No caso de Superman, essa abrangência é preocupante. Não porque Gunn não entenda o personagem — muito pelo contrário, pelo que o primeiro teaser do filme nos mostrou —, mas porque ele parece estar acreditando demais no próprio hype, armadilha em que seu parceiro de Madrugada dos Mortos, Zack Snyder, também já caiu várias vezes.
Quem lê as histórias do Superman, da Era de Ouro às edições atuais, sabe que o herói não se encaixa nessa zombaria aberta que Gunn estabeleceu em seus títulos mais recentes. O Homem de Aço não é, de forma alguma, um símbolo da ultraviolência e da zoeira presentes em Comando das Criaturas. O personagem também está muito menos aberto a interpretações pessoais e liberdades artísticas, ônus de sua proporção monstruosa no imaginário popular. É difícil encontrar, em todo o multiverso, alguma versão do Azulão que se encaixe no estilo que Gunn exibe com orgulho desde Super.
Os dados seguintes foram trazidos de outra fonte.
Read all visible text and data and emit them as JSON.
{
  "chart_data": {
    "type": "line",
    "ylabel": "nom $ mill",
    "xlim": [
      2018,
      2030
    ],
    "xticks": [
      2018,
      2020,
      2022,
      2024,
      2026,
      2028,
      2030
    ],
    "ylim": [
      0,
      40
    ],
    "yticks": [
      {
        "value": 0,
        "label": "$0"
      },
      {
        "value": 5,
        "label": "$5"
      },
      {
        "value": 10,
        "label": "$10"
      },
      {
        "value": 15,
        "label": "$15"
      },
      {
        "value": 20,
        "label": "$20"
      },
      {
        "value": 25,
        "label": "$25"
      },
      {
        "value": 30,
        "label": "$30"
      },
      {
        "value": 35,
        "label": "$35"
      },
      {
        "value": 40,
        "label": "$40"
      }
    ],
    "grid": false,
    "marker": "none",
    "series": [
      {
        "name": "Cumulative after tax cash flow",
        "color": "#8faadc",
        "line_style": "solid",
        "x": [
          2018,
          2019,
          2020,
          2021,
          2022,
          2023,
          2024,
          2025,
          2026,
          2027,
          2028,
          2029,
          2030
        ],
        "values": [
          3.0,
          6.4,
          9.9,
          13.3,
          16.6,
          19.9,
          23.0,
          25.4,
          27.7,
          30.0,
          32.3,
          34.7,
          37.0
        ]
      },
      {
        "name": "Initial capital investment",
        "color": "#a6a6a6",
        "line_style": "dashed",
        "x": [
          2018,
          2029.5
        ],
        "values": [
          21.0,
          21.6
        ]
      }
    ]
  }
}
Entre Gunn e Superman, não há dúvidas de qual é realmente a figura maior para a cultura pop. O próprio diretor admite isso ao usar o tema clássico dos filmes de Richard Donner no primeiro teaser de seu Superman. Se quiser que o filme de 2025 seja o sucesso estrondoso que o herói merece, o cineasta precisará desinflar o ego exagerado que depositou em Comando das Criaturas e permitir que seus talentos atendam ao personagem, e não o contrário.
Para o bem ou para o mal, Superman definirá a cara do novo DCU. Agora resta saber se Gunn conseguirá deixar o ego de lado para, enfim, deixar os personagens terem mais presença que ele nas telas a partir de agora.
A primeira temporada de Comando das Criaturas está no catálogo do Max. Já o filme do Superman chega aos cinemas em 10 de julho.